Questa è la cifra che la Provincia di Ferrara – un ente ormai ridotto al lumicino, come tutte le provincie italiane – avrà a disposizione nel 2017 per effettuare la manutenzione delle strade nell’arco del 2017.

Si tratta di uno stanziamento statale, che risale all’anno scorso, e che dovrebbe permettere la manutenzione di una rete stradale di competenza provinciale di 850 chilometri circa. Un compito impossibile, per una rete stradale che richiederebbe stanziamenti per decide di milioni di euro.

Pochissimi soldi, insomma: l’annuncio è stato dato ieri al consiglio provinciale di Ferrara dal dirigente dei lavori pubblici della provincia Mastella. Alberto Bova, consigliere provinciale, ha quindi proposto di procedere alla chiusura almeno dei tratti più pericolosi della rete stradale. La situazione è di estrema crisi: le insufficienze della rete provinciale si assommano alle pessime condizioni in cui versa la superstrada dei Lidi, di competenza Anas.
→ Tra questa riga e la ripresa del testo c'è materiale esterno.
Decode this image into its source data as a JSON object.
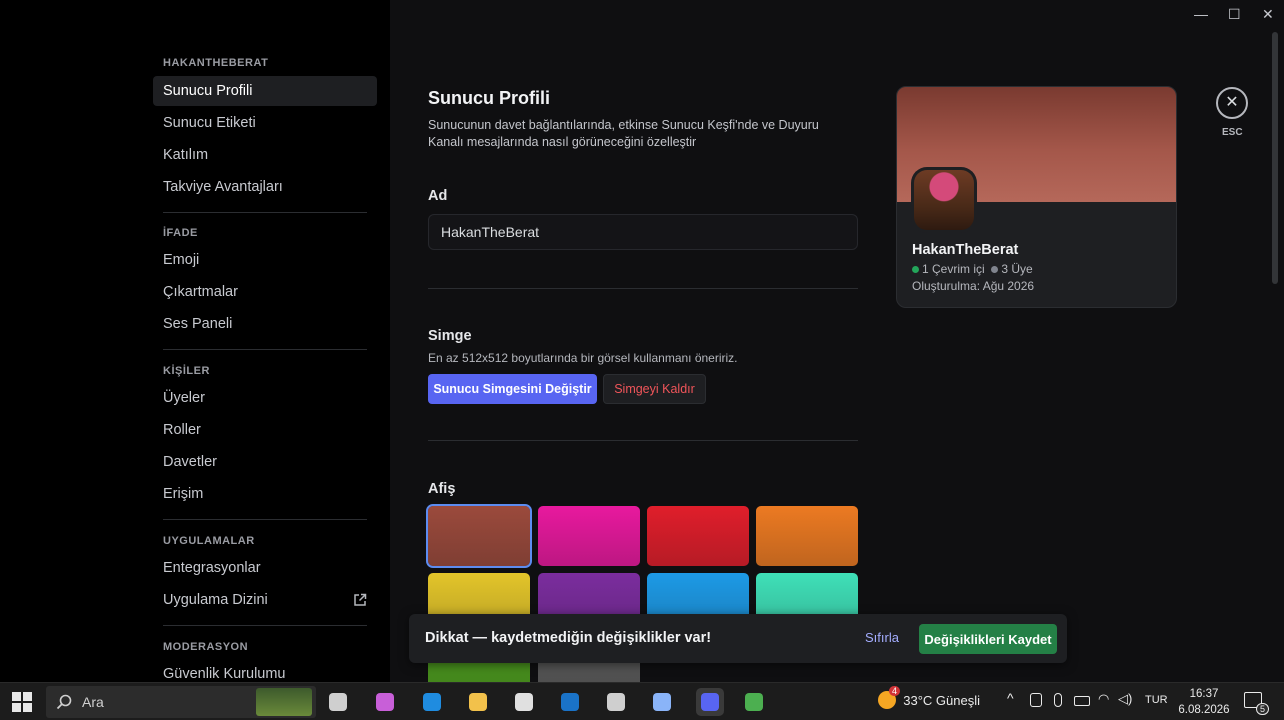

La provincia di Ferrara contava su uno stanziamento aggiuntivo di 480mila euro che doveva arrivare dalla Regione Emilia Romagna e che invece è stato bloccato: “Problemi di armonizzazione del bilancio regionale”, formula generica che probabilmente significa, in parole povere “i soldi non ci sono”.

Il presidente della provincia Tiziano Tagliani, in chiusura di seduta, ieri, ha esortato alla prudenza: la chiusura di interi tratti della rete stradale non può essere decisa a cuor leggero. Intanto, anche la Lega Nord si è mossa: il consigliere Alan Fabbri ha già presentato un’interrogazione alla giunta Bonaccini per chiedere che i 480mila euro aggiuntivi vengano sbloccati al più presto, vista l’estrema pericolosità di alcuni tratti della viabilità provinciale.